The immunostimulatory effects of Docetaxel may facilitate an immunoresponsive microenvironment for prostate tumors, thereby justifying its combination with nivolumab, a programmed death-1 inhibitor, to treat metastatic castration-resistant prostate cancer (mCRPC). The non-randomized, multicohort, global phase II CheckMate 9KD trial involved 84 patients who had chemotherapy-naive mCRPC, ongoing androgen deprivation therapy, and had received ≤2 prior novel hormonal therapies (NHTs). These patients were administered nivolumab 360 mg and docetaxel 75 mg/m2 every 3 weeks with prednisone 5 mg twice daily (≤10 cycles). Subsequently, they were given nivolumab 480 mg every 4 weeks (≤2 years). The co-primary endpoints comprised the objective response rate (ORR) and the prostate-specific antigen response rate (PSA50-RR), defined as a reduction of at least 50% from the baseline. The ORR (95% CI) was confirmed to be 40.0% (25.7-55.7), while the confirmed PSA50-RR (95% CI) was 46.9% (35.7-58.3).

The patient’s median radiographic progression-free survival (rPFS) with a 95% confidence interval was 9.0 months (8.0-11.6), while the overall survival (OS) was 18.2 months (14.6-20.7). In the subpopulations with and without prior neoadjuvant hormonal therapy (NHT), the overall response rate (ORR) was 38.7% and 42.9%, respectively. The prostate-specific antigen (PSA) 50 response rate (PSA50-RR) was 39.6% and 60.7%, respectively. The median radiographic progression-free survival (rPFS) was 8.5 months in the former group and 12.0 months in the latter group. The median overall survival (OS) was 16.2 months in the former group and not reached in the last group. The efficacy did not seem to be affected by the status of homologous recombination deficiency or tumor mutational burden. The prevalent treatment-associated adverse events of any grade and grade 3-4 were fatigue (39.3%) and neutropenia (16.7%), respectively. Three fatalities were associated with treatment, one attributed to nivolumab-induced pneumonitis, while the other two were linked to docetaxel-induced pneumonia. The combination of Nivolumab and Docetaxel exhibits clinical efficacy in individuals with chemotherapy-naïve metastatic castration-resistant prostate cancer. The safety profile was found to be consistent with the individual constituents.
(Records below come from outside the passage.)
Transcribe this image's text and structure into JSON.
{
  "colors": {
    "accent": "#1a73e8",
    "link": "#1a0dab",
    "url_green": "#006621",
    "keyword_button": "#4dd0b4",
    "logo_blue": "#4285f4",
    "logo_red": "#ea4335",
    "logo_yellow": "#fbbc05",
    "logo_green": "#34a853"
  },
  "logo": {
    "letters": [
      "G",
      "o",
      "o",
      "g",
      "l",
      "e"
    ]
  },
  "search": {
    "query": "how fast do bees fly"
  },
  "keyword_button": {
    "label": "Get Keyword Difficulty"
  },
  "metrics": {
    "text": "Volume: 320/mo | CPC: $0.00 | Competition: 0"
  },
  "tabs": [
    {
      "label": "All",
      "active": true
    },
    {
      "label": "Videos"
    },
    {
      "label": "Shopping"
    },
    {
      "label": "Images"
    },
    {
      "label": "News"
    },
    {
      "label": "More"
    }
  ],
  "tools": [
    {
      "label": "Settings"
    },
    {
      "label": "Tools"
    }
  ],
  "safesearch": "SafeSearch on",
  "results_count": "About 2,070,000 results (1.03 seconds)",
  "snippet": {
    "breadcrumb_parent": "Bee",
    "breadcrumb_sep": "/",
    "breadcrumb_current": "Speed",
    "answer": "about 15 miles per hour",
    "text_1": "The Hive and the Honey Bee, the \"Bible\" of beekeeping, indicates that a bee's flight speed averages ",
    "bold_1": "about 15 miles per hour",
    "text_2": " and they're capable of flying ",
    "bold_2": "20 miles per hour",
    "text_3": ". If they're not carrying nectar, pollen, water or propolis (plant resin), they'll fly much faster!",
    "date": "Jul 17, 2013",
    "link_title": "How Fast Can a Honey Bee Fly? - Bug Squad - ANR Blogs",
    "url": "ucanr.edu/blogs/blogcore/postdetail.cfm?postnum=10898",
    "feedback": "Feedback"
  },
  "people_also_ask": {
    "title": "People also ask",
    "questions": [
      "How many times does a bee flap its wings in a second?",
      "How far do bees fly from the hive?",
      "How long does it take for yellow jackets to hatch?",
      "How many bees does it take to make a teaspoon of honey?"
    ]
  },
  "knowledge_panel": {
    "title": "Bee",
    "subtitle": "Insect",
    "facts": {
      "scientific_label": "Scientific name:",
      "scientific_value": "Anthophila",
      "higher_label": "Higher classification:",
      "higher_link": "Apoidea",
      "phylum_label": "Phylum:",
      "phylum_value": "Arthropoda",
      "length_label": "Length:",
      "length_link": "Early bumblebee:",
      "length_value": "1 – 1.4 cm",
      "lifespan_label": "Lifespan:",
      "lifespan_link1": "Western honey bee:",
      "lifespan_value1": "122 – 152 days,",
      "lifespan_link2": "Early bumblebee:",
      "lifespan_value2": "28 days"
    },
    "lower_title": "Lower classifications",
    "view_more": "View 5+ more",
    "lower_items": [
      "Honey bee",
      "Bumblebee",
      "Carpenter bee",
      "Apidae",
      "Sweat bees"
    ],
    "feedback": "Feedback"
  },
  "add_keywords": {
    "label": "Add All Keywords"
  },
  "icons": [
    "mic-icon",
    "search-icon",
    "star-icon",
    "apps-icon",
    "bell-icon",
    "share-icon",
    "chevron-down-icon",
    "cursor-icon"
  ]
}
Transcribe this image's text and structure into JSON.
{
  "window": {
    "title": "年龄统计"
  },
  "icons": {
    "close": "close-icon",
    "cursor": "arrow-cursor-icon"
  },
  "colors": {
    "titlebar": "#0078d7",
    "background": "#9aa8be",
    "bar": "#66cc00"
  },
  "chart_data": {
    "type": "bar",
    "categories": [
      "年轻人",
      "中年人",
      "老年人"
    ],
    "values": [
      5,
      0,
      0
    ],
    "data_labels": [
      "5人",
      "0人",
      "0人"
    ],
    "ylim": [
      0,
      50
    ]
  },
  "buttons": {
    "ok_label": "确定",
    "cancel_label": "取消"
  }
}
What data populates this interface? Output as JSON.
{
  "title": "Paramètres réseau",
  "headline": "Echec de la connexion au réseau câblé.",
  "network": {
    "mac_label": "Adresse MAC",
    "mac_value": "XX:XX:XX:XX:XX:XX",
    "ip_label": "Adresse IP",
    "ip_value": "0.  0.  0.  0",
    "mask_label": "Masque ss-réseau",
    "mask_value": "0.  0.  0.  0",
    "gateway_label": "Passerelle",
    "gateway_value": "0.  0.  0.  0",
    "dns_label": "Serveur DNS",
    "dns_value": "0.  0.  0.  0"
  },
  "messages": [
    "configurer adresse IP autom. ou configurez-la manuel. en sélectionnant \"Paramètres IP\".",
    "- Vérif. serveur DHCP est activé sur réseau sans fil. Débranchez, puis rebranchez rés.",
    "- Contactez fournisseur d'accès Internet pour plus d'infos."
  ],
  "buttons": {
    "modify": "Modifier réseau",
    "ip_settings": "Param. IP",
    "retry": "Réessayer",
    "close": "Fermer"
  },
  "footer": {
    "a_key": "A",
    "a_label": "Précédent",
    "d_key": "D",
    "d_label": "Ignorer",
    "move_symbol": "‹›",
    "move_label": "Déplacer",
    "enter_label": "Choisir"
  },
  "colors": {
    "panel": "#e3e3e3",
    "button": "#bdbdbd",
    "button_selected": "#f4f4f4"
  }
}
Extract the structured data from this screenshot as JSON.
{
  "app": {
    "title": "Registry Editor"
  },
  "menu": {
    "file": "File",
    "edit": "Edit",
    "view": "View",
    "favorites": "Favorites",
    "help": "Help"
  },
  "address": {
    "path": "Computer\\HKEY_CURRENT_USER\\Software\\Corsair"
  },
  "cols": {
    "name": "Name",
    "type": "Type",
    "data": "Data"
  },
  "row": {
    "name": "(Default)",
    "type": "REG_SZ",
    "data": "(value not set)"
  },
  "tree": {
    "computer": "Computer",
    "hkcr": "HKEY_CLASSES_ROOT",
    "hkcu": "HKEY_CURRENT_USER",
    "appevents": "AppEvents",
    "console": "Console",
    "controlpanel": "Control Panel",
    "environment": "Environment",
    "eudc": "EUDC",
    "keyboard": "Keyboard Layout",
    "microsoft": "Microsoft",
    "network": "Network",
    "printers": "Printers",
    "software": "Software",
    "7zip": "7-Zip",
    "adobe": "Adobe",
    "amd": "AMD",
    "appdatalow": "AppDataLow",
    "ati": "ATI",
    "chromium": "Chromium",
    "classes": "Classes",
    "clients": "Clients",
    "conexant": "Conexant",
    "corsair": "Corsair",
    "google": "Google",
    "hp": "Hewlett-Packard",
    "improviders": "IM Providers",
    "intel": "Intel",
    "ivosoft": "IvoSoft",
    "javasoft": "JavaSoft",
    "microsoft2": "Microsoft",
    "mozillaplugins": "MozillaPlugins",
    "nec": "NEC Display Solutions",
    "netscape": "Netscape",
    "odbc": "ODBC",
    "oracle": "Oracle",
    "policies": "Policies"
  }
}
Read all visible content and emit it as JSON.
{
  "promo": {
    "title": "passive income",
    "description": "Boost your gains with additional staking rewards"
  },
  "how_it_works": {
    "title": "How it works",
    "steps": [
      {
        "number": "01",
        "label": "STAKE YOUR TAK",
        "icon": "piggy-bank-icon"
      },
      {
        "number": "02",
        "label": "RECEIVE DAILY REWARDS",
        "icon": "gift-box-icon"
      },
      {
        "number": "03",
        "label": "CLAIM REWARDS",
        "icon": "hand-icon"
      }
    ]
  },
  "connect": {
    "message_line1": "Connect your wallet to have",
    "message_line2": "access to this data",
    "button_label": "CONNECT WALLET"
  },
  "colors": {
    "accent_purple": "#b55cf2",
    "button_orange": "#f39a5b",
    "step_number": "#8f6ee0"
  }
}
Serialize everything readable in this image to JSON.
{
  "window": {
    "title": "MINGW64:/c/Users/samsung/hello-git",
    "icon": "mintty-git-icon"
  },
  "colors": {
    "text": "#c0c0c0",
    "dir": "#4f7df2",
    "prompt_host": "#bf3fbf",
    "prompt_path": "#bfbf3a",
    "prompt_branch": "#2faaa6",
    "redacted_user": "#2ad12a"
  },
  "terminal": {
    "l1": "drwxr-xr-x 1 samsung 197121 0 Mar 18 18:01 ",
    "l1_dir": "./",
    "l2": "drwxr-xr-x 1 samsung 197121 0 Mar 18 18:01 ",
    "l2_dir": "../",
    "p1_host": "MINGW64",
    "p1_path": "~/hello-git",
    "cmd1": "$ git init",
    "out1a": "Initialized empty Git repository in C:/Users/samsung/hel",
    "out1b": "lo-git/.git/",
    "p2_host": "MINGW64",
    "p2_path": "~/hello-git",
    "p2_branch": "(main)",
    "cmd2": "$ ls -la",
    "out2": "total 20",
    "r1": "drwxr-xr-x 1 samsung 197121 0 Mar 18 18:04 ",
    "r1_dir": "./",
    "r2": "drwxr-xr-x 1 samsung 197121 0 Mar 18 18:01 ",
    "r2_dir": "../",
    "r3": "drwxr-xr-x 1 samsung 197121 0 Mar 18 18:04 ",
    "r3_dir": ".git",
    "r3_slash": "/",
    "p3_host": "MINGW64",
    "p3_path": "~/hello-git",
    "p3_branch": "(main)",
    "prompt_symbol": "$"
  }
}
Source:https://pubmed.ncbi.nlm.nih.gov/34802864/

Clinical Trial: https://clinicaltrials.gov/ct2/show/NCT03338790

Fizazi K, González Mella P, Castellano D, Minatta JN, Rezazadeh Kalebasty A, Shaffer D, Vázquez Limón JC, Sánchez López HM, Armstrong AJ, Horvath L, Bastos DA, Amin NP, Li J, Unsal-Kacmaz K, Retz M, Saad F, Petrylak DP, Pachynski RK. Nivolumab plus docetaxel in patients with chemotherapy-naïve metastatic castration-resistant prostate cancer: results from the phase II CheckMate 9KD trial. Eur J Cancer. 2022 Jan;160:61-71. doi: 10.1016/j.ejca.2021.09.043. Epub 2021 Nov 18. PMID: 34802864.